9 mai 2026

Sahel : l’ONU s’alarme des soupçons d’exactions pesant sur les armées

Entre disparitions forcées et exécutions extrajudiciaires, les témoignages accablants s’accumulent contre les forces militaires du Mali, du Burkina Faso et du Niger. Ces troupes, pourtant mobilisées contre l’insurrection jihadiste au Sahel, sont aujourd’hui sous le feu des critiques internationales, provoquant une vive inquiétude au sein de l’ONU.

La Fama (force armée malienne) patrouille dans le cercle d'Ansongo, région de Gao, au Mali, le 13 mars 2017. (VOA/Kassim Traoré)

L’appel à la vigilance des Nations unies

Lors d’une session du Conseil de sécurité consacrée à la situation sahélienne, Jean-Pierre Lacroix, secrétaire général adjoint de l’ONU pour les opérations de paix, a exhorté les États membres du G5 Sahel à garantir le respect absolu des droits humains. Cette mise en garde intervient alors que les dénonciations de violences commises par les armées régulières se multiplient, parallèlement aux attaques terroristes.

Des bilans chiffrés préoccupants

Au printemps dernier, la MINUSMA a documenté une hausse significative des exactions. Selon Guillaume Ngefa, responsable des droits de l’homme pour la mission onusienne, l’armée malienne serait responsable de 101 exécutions sommaires entre janvier et mars. De son côté, l’armée nigérienne est soupçonnée d’avoir abattu une trentaine de personnes sur le sol malien durant la même période. Au Burkina Faso, le décès suspect de douze détenus accusés de terrorisme a également déclenché l’ouverture d’enquêtes judiciaires.

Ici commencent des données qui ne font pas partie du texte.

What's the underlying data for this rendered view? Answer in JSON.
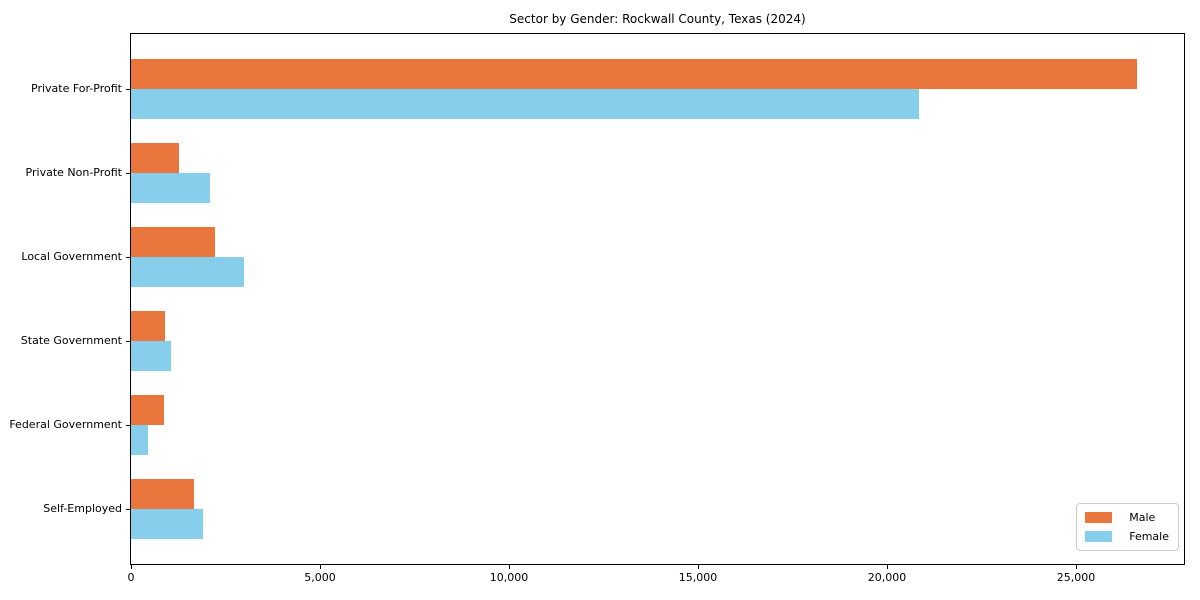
{
  "chart_data": {
    "type": "bar",
    "orientation": "horizontal",
    "title": "Sector by Gender: Rockwall County, Texas (2024)",
    "categories": [
      "Private For-Profit",
      "Private Non-Profit",
      "Local Government",
      "State Government",
      "Federal Government",
      "Self-Employed"
    ],
    "series": [
      {
        "name": "Male",
        "color": "#e8763d",
        "values": [
          26610,
          1270,
          2220,
          900,
          870,
          1670
        ]
      },
      {
        "name": "Female",
        "color": "#87ceeb",
        "values": [
          20850,
          2090,
          3000,
          1060,
          450,
          1900
        ]
      }
    ],
    "xlabel": "",
    "ylabel": "",
    "xlim": [
      0,
      27910
    ],
    "xticks": [
      {
        "value": 0,
        "label": "0"
      },
      {
        "value": 5000,
        "label": "5,000"
      },
      {
        "value": 10000,
        "label": "10,000"
      },
      {
        "value": 15000,
        "label": "15,000"
      },
      {
        "value": 20000,
        "label": "20,000"
      },
      {
        "value": 25000,
        "label": "25,000"
      }
    ],
    "grid": false,
    "legend": {
      "position": "lower right",
      "entries": [
        "Male",
        "Female"
      ]
    },
    "colors": {
      "male": "#e8763d",
      "female": "#87ceeb",
      "frame": "#000000",
      "legend_border": "#cccccc",
      "background": "#ffffff"
    }
  }
}
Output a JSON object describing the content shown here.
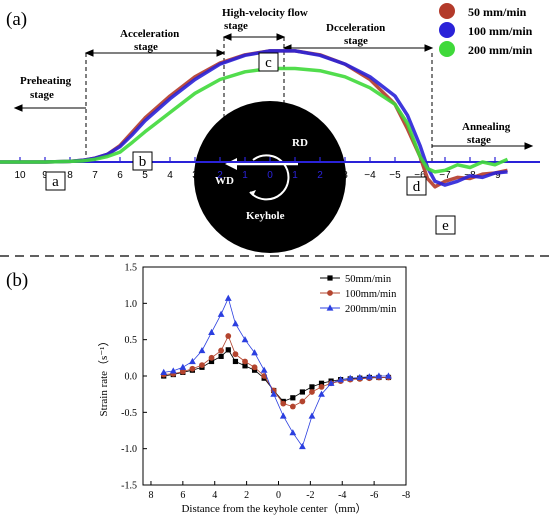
{
  "chart_data": [
    {
      "type": "line",
      "panel_label": "(a)",
      "legend": [
        {
          "name": "50 mm/min",
          "color": "#b33a2a"
        },
        {
          "name": "100 mm/min",
          "color": "#2a22d8"
        },
        {
          "name": "200 mm/min",
          "color": "#3fd93a"
        }
      ],
      "stages": [
        "Preheating stage",
        "Acceleration stage",
        "High-velocity flow stage",
        "Dcceleration stage",
        "Annealing stage"
      ],
      "x_ticks": [
        "10",
        "9",
        "8",
        "7",
        "6",
        "5",
        "4",
        "3",
        "2",
        "1",
        "0",
        "-1",
        "-2",
        "-3",
        "-4",
        "-5",
        "-6",
        "-7",
        "-8",
        "-9"
      ],
      "x_tick_labels_drawn": [
        "10",
        "9",
        "8",
        "7",
        "6",
        "5",
        "4",
        "3",
        "2",
        "1",
        "0",
        "1",
        "2",
        "3",
        "−4",
        "−5",
        "−6",
        "−7",
        "−8",
        "−9"
      ],
      "point_labels": [
        "a",
        "b",
        "c",
        "d",
        "e"
      ],
      "inset": {
        "rd_label": "RD",
        "wd_label": "WD",
        "center_label": "Keyhole"
      },
      "series": [
        {
          "name": "50 mm/min",
          "color": "#b33a2a",
          "x": [
            11,
            10,
            9,
            8,
            7.5,
            7,
            6.5,
            6,
            5.5,
            5,
            4,
            3,
            2,
            1,
            0,
            -1,
            -2,
            -3,
            -4,
            -5,
            -5.5,
            -6,
            -6.3,
            -6.6,
            -7,
            -7.5,
            -8,
            -8.5,
            -9,
            -9.5
          ],
          "y": [
            0,
            0,
            0,
            0.01,
            0.03,
            0.07,
            0.14,
            0.3,
            0.55,
            0.8,
            1.2,
            1.55,
            1.8,
            1.95,
            2.02,
            2.02,
            1.95,
            1.78,
            1.5,
            1.05,
            0.6,
            0.1,
            -0.3,
            -0.45,
            -0.35,
            -0.28,
            -0.3,
            -0.22,
            -0.2,
            -0.15
          ]
        },
        {
          "name": "100 mm/min",
          "color": "#2a22d8",
          "x": [
            11,
            10,
            9,
            8,
            7.5,
            7,
            6.5,
            6,
            5.5,
            5,
            4,
            3,
            2,
            1,
            0,
            -1,
            -2,
            -3,
            -4,
            -5,
            -5.5,
            -6,
            -6.3,
            -6.6,
            -7,
            -7.5,
            -8,
            -8.5,
            -9,
            -9.5
          ],
          "y": [
            0,
            0,
            0,
            0.01,
            0.03,
            0.07,
            0.14,
            0.28,
            0.5,
            0.75,
            1.15,
            1.5,
            1.78,
            1.94,
            2.02,
            2.02,
            1.94,
            1.78,
            1.55,
            1.2,
            0.85,
            0.3,
            -0.1,
            -0.35,
            -0.42,
            -0.35,
            -0.25,
            -0.28,
            -0.2,
            -0.18
          ]
        },
        {
          "name": "200 mm/min",
          "color": "#3fd93a",
          "x": [
            11,
            10,
            9,
            8,
            7.5,
            7,
            6.5,
            6,
            5.5,
            5,
            4,
            3,
            2,
            1,
            0,
            -1,
            -2,
            -3,
            -4,
            -5,
            -5.5,
            -6,
            -6.3,
            -6.6,
            -7,
            -7.5,
            -8,
            -8.5,
            -9,
            -9.5
          ],
          "y": [
            0,
            0,
            0,
            0.01,
            0.02,
            0.05,
            0.1,
            0.18,
            0.36,
            0.55,
            0.9,
            1.25,
            1.5,
            1.64,
            1.7,
            1.7,
            1.66,
            1.55,
            1.35,
            1.05,
            0.7,
            0.1,
            -0.12,
            -0.18,
            -0.15,
            -0.05,
            -0.1,
            0.0,
            -0.05,
            0.05
          ]
        }
      ]
    },
    {
      "type": "line",
      "panel_label": "(b)",
      "xlabel": "Distance from the keyhole center（mm）",
      "ylabel": "Strain rate（s⁻¹）",
      "xlim": [
        8.5,
        -8
      ],
      "ylim": [
        -1.5,
        1.5
      ],
      "x_ticks": [
        8,
        6,
        4,
        2,
        0,
        -2,
        -4,
        -6,
        -8
      ],
      "y_ticks": [
        "1.5",
        "1.0",
        "0.5",
        "0.0",
        "-0.5",
        "-1.0",
        "-1.5"
      ],
      "legend_position": "top-right",
      "series": [
        {
          "name": "50mm/min",
          "color": "#000000",
          "marker": "square",
          "x": [
            7.2,
            6.6,
            6.0,
            5.4,
            4.8,
            4.2,
            3.6,
            3.15,
            2.7,
            2.1,
            1.5,
            0.9,
            0.3,
            -0.3,
            -0.9,
            -1.5,
            -2.1,
            -2.7,
            -3.3,
            -3.9,
            -4.5,
            -5.1,
            -5.7,
            -6.3,
            -6.9
          ],
          "y": [
            0.0,
            0.02,
            0.05,
            0.08,
            0.12,
            0.2,
            0.27,
            0.36,
            0.2,
            0.14,
            0.08,
            -0.03,
            -0.2,
            -0.35,
            -0.3,
            -0.22,
            -0.15,
            -0.1,
            -0.07,
            -0.05,
            -0.04,
            -0.03,
            -0.02,
            -0.02,
            -0.02
          ]
        },
        {
          "name": "100mm/min",
          "color": "#b3442e",
          "marker": "circle",
          "x": [
            7.2,
            6.6,
            6.0,
            5.4,
            4.8,
            4.2,
            3.6,
            3.15,
            2.7,
            2.1,
            1.5,
            0.9,
            0.3,
            -0.3,
            -0.9,
            -1.5,
            -2.1,
            -2.7,
            -3.3,
            -3.9,
            -4.5,
            -5.1,
            -5.7,
            -6.3,
            -6.9
          ],
          "y": [
            0.02,
            0.03,
            0.06,
            0.1,
            0.15,
            0.25,
            0.35,
            0.55,
            0.3,
            0.2,
            0.12,
            0.0,
            -0.2,
            -0.38,
            -0.42,
            -0.35,
            -0.22,
            -0.15,
            -0.1,
            -0.07,
            -0.05,
            -0.04,
            -0.03,
            -0.02,
            -0.02
          ]
        },
        {
          "name": "200mm/min",
          "color": "#2b3fe0",
          "marker": "triangle",
          "x": [
            7.2,
            6.6,
            6.0,
            5.4,
            4.8,
            4.2,
            3.6,
            3.15,
            2.7,
            2.1,
            1.5,
            0.9,
            0.3,
            -0.3,
            -0.9,
            -1.5,
            -2.1,
            -2.7,
            -3.3,
            -3.9,
            -4.5,
            -5.1,
            -5.7,
            -6.3,
            -6.9
          ],
          "y": [
            0.05,
            0.07,
            0.12,
            0.2,
            0.35,
            0.6,
            0.85,
            1.07,
            0.72,
            0.5,
            0.32,
            0.08,
            -0.25,
            -0.55,
            -0.78,
            -0.97,
            -0.55,
            -0.25,
            -0.1,
            -0.05,
            -0.03,
            -0.02,
            -0.01,
            0.0,
            0.0
          ]
        }
      ]
    }
  ]
}
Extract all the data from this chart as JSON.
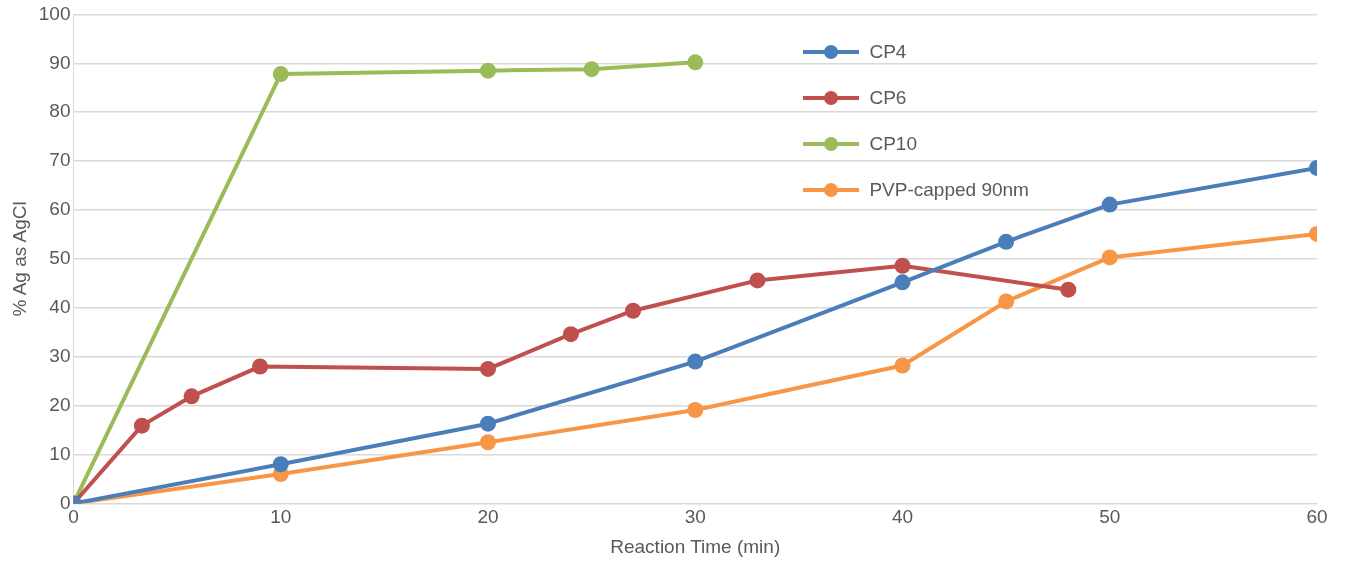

Le ciblage des communautés locales

Dans la région de Tillabéri, au Niger, une liste circulant en avril faisait état de 102 disparitions imputées aux forces de sécurité. Les organisations de défense des droits de l’homme notent que les membres de la communauté peule sont fréquemment pris pour cibles, car souvent suspectés de complicité avec les groupes armés. Abou Sow, président de l’association Tabital Pulaaku, a dénoncé cet amalgame dangereux qui consiste à lier le jihadisme à une ethnie spécifique.

La défense des gouvernements sahéliens

Face à ces accusations, les autorités de la région affichent leur solidarité avec leurs troupes. Ismail Ould Cheikh Ahmed, s’exprimant pour le G5 Sahel, a souligné que la montée en puissance de la Force conjointe devait impérativement intégrer le respect des droits fondamentaux. Abdou Abarry, ambassadeur du Niger, a réitéré l’engagement de son pays envers les principes humanitaires, malgré les doutes exprimés par des nations comme la Belgique.

Un défi pour la stabilité régionale

Ces dérives surviennent dans un contexte tendu où l’efficacité des interventions internationales est remise en question. Alors que la France et la MINUSMA luttent pour contenir une violence qui a déjà déplacé des centaines de milliers de personnes, la protection des civils semble parfois passer au second plan. Ibrahim Maïga, chercheur à l’ISS, rappelle que la priorité des états-majors reste la neutralisation des jihadistes. Toutefois, pour le général français Pascal Facon, ces exactions sont intolérables et nuisent gravement à la crédibilité des forces engagées au Sahel.